In the not-too-distant past, the determination of whether or not a material was a skin sensitizing agent was achieved through testing conducted on either lab animals (most commonly guinea pigs) or human subjects. Advances were made along the way, and eventually, mice replaced guinea pigs in conducting the Local Lymph Node Assay. Today, several in vitro and in chemico assays are used in skin sensitization testing, thus eliminating the need to conduct testing on lab animal or human subjects.
The REACH Regulation (Annex VII, section 8.3.1) includes a requirement for in chemico and in vitro assays as an initial step for determining skin sensitization. Manufacturers and formulators are now able to utilize such tests to determine the sensitization potential of their compounds. Many are now using this integrated skin sensitization testing strategy for skin sensitization hazard identification and classification as per the Globally Harmonized System of Classification and Labelling of Chemicals. Within the United States, however, in vitro and in chemico assays alone may not be sufficient for safety substantiations. This may change in the future, but for now, FDA still views animal, or human testing as viable and necessary elements of safety testing.
The following assays are frequently used for skin sensitization testing.
Direct Peptide Reactivity Assay (DPRA) (OECD TG 442C)
A skin sensitizer, as defined by the United Nations Globally Harmonized System, is a substance that, after skin contact, will elicit an allergic response. In humans, multiple exposures are required for the phenomenon to occur. As a result of initial exposures, a sensitizing substance may bind to proteins, increasing the possibility of a sensitization reaction. This potential binding is the first key event within skin sensitization, adverse outcome pathway (AOP). The greater the binding, the greater the sensitization potential of the substance.
The DPRA is an in chemico test which duplicates this in vivo binding and quantifies the reactivity of substances towards synthetic peptides containing either cysteine or lysine. The percent peptide depletion values of the cytsteine and lysine are then evaluated to place the substance in question into 1 of 4 reactivity classes (no or minimal reactivity, low reactivity, moderate reactivity and high reactivity). Subsequently, predictions can be made as to the relative sensitization potential of various substances.
High-Performance Liquid Chromatography (HPLC), and more recently Ultra-High-Performance Liquid Chromatography (UPLC) is the technique used to make these determinations.
ARE-Nrf2 Luciferase Test Method (OECD TG 442D)
In humans, multiple exposures to a source are required for skin sensitization to occur. As a result of initial exposures, a sensitizing substance may initiate keratinocyte induction of a cytoprotective gene pathway linked to skin sensitization. This is the second key event within the skin sensitization, adverse outcome pathway (AOP). The greater the keratinocyte induction, the greater the sensitization potential of the substance.
In this in vitro test method, the gene expression of antioxidant/electrophile response element (ARE)-dependent pathways are measured using luminescence detection. To this end, an immortalized, adherent cell line, derived from human keratinocytes, containing a luciferase reporter gene under the control of the antioxidant response element of human AKR1C2 genes are utilized. The AKR1C2 gene has been well documented as being up-regulated by skin sensitizers.
The luciferase gene is contained in this cell line and it is under the transcriptional control of a constitutive promoter fused with the ARE element. Sensitizers activate endogenous Nrf2 dependent genes and the luciferase signal reflects that. The dependence of the luciferase signal in the recombinant cell line on Nrf2 has been well documented. The luminescence elicited by gene induction, as measured utilizing a luminometer, is then quantified.
Substances are considered positive (skin sensitizing agent) in this test method if they induce a statistically significant induction of the luciferase activity above a given, defined threshold.
Human Cell Line Activation Test (h-CLAT) (OECD TG 442E)

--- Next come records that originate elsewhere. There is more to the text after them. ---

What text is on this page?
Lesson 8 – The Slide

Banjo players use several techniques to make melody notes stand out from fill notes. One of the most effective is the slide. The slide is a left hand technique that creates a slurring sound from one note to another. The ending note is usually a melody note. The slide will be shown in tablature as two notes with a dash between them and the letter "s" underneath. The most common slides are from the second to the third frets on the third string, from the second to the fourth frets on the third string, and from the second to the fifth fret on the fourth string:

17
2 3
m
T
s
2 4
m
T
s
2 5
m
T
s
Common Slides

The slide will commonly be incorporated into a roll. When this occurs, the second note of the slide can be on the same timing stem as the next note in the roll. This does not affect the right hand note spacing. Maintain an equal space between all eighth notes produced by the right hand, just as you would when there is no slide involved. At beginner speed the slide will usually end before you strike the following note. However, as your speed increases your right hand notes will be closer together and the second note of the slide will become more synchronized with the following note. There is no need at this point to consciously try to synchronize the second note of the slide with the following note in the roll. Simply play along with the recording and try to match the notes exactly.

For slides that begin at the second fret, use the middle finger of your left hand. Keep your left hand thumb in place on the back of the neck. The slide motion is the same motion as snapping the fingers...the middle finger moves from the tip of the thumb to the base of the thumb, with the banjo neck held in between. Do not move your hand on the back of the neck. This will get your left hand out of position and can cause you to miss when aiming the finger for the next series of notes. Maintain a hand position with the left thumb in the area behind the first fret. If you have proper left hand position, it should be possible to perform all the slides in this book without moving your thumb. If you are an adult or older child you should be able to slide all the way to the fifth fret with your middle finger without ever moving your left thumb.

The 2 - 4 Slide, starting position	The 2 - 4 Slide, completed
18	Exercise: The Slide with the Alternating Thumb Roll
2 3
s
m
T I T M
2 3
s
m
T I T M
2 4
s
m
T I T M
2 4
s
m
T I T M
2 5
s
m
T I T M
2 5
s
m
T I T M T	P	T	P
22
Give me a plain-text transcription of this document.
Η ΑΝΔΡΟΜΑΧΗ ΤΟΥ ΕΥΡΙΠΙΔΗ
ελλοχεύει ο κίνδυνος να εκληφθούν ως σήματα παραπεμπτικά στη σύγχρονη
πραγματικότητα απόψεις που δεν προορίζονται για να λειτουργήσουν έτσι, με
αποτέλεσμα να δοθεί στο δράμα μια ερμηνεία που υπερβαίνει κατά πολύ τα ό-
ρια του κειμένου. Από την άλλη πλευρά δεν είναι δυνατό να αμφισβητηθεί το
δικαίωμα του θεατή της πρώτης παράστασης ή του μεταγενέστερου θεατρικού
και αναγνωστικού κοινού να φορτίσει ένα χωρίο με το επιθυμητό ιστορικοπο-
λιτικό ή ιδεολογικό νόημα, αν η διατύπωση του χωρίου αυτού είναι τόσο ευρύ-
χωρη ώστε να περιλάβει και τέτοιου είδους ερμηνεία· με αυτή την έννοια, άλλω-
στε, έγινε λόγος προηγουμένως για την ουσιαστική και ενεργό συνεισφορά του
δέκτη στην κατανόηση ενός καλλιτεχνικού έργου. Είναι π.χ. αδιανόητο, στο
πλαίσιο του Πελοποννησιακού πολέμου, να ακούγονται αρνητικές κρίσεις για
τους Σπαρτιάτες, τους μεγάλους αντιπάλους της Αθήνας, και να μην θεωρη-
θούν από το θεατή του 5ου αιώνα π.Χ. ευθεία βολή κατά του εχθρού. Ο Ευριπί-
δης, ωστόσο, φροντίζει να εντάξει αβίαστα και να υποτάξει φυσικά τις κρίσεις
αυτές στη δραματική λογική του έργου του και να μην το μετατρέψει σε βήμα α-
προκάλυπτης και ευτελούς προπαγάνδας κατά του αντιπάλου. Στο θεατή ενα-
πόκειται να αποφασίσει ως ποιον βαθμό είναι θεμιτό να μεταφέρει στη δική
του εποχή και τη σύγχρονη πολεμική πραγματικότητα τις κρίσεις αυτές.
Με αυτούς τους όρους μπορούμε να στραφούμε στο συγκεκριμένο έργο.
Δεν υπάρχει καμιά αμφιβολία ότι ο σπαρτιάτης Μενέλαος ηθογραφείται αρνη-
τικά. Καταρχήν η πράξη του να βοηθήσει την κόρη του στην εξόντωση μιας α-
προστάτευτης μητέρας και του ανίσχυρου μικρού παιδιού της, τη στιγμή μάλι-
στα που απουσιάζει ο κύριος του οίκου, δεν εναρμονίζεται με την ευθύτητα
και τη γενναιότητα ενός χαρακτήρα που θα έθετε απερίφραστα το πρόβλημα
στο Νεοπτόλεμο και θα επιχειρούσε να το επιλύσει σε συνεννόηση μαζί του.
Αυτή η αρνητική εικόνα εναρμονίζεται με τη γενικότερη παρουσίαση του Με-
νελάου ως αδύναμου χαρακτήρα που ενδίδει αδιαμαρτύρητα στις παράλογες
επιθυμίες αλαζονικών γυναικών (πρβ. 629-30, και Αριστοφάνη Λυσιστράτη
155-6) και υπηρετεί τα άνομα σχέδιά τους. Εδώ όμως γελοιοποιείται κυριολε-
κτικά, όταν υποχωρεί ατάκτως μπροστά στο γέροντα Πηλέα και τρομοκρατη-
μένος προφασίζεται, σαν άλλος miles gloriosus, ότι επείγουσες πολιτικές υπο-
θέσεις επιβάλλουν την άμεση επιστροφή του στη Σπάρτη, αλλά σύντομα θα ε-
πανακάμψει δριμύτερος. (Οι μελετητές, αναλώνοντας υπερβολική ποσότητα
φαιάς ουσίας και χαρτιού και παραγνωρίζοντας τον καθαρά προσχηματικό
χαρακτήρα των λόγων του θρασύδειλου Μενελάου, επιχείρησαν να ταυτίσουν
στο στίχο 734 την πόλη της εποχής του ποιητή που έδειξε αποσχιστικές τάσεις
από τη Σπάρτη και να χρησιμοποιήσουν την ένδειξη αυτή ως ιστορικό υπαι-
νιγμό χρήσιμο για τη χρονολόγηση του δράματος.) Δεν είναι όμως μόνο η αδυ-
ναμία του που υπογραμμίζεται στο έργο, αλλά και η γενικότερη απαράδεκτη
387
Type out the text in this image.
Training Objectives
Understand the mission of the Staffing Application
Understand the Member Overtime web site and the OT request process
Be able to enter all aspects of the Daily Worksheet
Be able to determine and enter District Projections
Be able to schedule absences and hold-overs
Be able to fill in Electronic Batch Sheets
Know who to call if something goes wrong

In humans, multiple exposures to a source are required for skin sensitization to occur. As a result of initial exposures, a sensitizing substance may initiate the activation of dendritic cells. This is the third key event within the skin sensitization, adverse outcome pathway (AOP). Using flow cytometry, the h-CLAT assay measures the expression of specific cell surface markers linked to dendritic cell maturation (CD86 and CD54).
This in vitro assay utilizes a human monocytic leukemia cell line (THP-1 cells). Following a 24 hour exposure to the test substance, changes of cell surface marker expression are quantified. Dendritic cell activation may be mimicked by these surface molecules, which are typical markers of monocytic THP-1 activation. This phenomenon plays a critical role in T-cell priming.
Following cell staining with fluorochrome-tagged antibodies, flow cytometry is used to quantify the changes in cell surface marker expression. As upregulation of surface marker expression can occur at sub-cytotoxic concentrations, cytotoxicity measurements are concurrently conducted.
The relative fluorescence intensity of the surface markers of cells exposed to a test substance compared to those of cells exposed to solvent/vehicle controls are determined and used to differentiate between sensitizers and non-sensitizers.